Asked whether there was a role for Congress to play in preventing tragedies that are exceedingly common in the US while being exceedingly rare in the rest of the world, Burchett responded: “I don’t see any real role that we could do other than mess things up, honestly … I don’t think you’re going to stop the gun violence. I think you got to change people’s hearts. You know, as a Christian, as we talk about in the church, and I’ve said this many times, I think we really need a revival in this country.”

Burchett, 58, has a reputation as “perhaps one of the least filtered members” of Congress, according to a recent profile in Politico that focused on his penchant for somewhat offbeat jokes.

REPORTER: “Do you think there’s any role for congress to play in reaction [to the Tennessee shooting]?”

BURCHETT: “I don’t see any real role that we could do other than mess things up.” pic.twitter.com/4jPPlWa8Pi

— Brennan Murphy (@brenonade) March 28, 2023

His substantive track record is less distinct from his rightwing peers. Burchett was first elected to Congress in 2018, after two decades in the Tennessee state legislature and as mayor of Knox county. He describes himself as an “avid gun owner” and received an A rating from the National Rifle Association’s political action committee, which noted his opposition to bans on semi-automatic weapons. The far-right Heritage Foundation rates his voting record at 95%, thanks in part to his opposition of a bipartisan gun control bill and universal background checks for gun purchases. He was also among 125 House Republicans to sign an amicus brief backing one of the efforts to overturn Joe Biden’s 2020 presidential election.

But Burchett has not always had such a laissez-faire attitude toward crime nor such a cynical attitude toward legislators’ role.
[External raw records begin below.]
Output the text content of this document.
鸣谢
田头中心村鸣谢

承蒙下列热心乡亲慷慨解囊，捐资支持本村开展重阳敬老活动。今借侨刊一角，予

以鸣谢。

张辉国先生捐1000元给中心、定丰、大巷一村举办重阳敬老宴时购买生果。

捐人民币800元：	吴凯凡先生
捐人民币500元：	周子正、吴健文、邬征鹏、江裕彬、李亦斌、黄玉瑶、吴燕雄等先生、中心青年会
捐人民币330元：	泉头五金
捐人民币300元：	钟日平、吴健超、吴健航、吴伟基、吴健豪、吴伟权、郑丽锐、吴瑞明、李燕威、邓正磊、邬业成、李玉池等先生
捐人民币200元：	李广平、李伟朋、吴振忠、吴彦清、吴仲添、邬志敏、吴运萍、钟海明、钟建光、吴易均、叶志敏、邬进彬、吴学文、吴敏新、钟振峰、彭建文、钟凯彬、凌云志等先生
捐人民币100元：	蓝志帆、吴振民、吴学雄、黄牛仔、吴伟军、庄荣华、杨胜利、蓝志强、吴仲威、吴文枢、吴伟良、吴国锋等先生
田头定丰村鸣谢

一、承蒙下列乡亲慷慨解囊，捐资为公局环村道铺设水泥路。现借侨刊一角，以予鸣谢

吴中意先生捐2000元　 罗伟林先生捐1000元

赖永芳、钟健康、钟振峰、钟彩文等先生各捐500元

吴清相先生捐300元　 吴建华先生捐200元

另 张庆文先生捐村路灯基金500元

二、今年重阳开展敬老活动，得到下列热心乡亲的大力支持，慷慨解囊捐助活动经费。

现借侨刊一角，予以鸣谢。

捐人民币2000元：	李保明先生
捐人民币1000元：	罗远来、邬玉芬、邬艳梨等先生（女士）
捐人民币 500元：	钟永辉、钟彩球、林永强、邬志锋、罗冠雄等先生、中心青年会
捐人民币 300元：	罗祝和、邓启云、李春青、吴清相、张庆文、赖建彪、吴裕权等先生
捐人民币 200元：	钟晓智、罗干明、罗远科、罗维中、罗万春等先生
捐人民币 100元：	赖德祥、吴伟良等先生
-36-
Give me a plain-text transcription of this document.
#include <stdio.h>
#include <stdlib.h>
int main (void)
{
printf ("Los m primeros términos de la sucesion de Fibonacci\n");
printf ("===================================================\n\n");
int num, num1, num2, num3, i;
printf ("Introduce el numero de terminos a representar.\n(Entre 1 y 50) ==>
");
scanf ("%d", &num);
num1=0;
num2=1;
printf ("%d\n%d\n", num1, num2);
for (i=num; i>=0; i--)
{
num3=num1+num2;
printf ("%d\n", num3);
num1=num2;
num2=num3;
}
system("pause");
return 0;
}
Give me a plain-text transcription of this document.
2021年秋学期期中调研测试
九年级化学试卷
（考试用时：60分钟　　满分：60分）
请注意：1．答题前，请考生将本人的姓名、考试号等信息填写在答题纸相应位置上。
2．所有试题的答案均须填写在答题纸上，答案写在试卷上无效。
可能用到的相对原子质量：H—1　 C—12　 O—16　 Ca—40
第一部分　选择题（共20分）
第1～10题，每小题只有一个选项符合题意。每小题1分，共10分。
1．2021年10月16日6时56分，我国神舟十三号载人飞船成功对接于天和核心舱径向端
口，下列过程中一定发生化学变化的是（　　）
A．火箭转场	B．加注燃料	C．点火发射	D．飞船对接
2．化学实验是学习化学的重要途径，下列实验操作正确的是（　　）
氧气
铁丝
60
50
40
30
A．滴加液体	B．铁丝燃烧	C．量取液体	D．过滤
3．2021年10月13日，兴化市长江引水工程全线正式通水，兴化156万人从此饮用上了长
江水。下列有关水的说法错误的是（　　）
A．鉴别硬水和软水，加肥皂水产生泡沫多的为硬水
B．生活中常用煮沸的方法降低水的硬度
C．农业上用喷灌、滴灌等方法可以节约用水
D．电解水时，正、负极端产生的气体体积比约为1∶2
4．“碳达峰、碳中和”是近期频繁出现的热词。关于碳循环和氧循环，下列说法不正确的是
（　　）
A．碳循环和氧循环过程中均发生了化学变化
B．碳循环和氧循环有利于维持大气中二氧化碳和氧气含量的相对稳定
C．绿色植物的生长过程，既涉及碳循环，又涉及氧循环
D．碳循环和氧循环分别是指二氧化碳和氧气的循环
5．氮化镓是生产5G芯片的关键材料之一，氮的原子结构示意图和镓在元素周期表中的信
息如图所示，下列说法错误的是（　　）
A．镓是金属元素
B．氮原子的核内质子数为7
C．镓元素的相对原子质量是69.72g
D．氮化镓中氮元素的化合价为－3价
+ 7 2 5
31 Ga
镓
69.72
In 2006, while serving in the Tennessee state legislature, he sponsored legislation to ban salvia divinorum, an herb with psychoactive properties. “It’s not that popular,” Burchett said of the drug at the time. “But I’m one of those who believes in closing the barn door before the cows get out.

“In certain hands, it could be very dangerous, even lethal.”

In 2022, after voting against Democratic legislation to fund police departments, Burchett attributed a “violent crime spike” to “liberal soft-on-crime policies and the radical Defund the Police movement”.

Burchett has introduced one piece of legislation related to public safety during his tenure in Congress: the 2019 “Unmasking Antifa Act”. The bill sought to create “a new criminal civil rights violation for wearing a disguise while interfering with another person’s exercise of a protected right or privilege”. Had it passed, the bill would have punished people committing crimes while wearing masks with prison sentences of up to 15 years.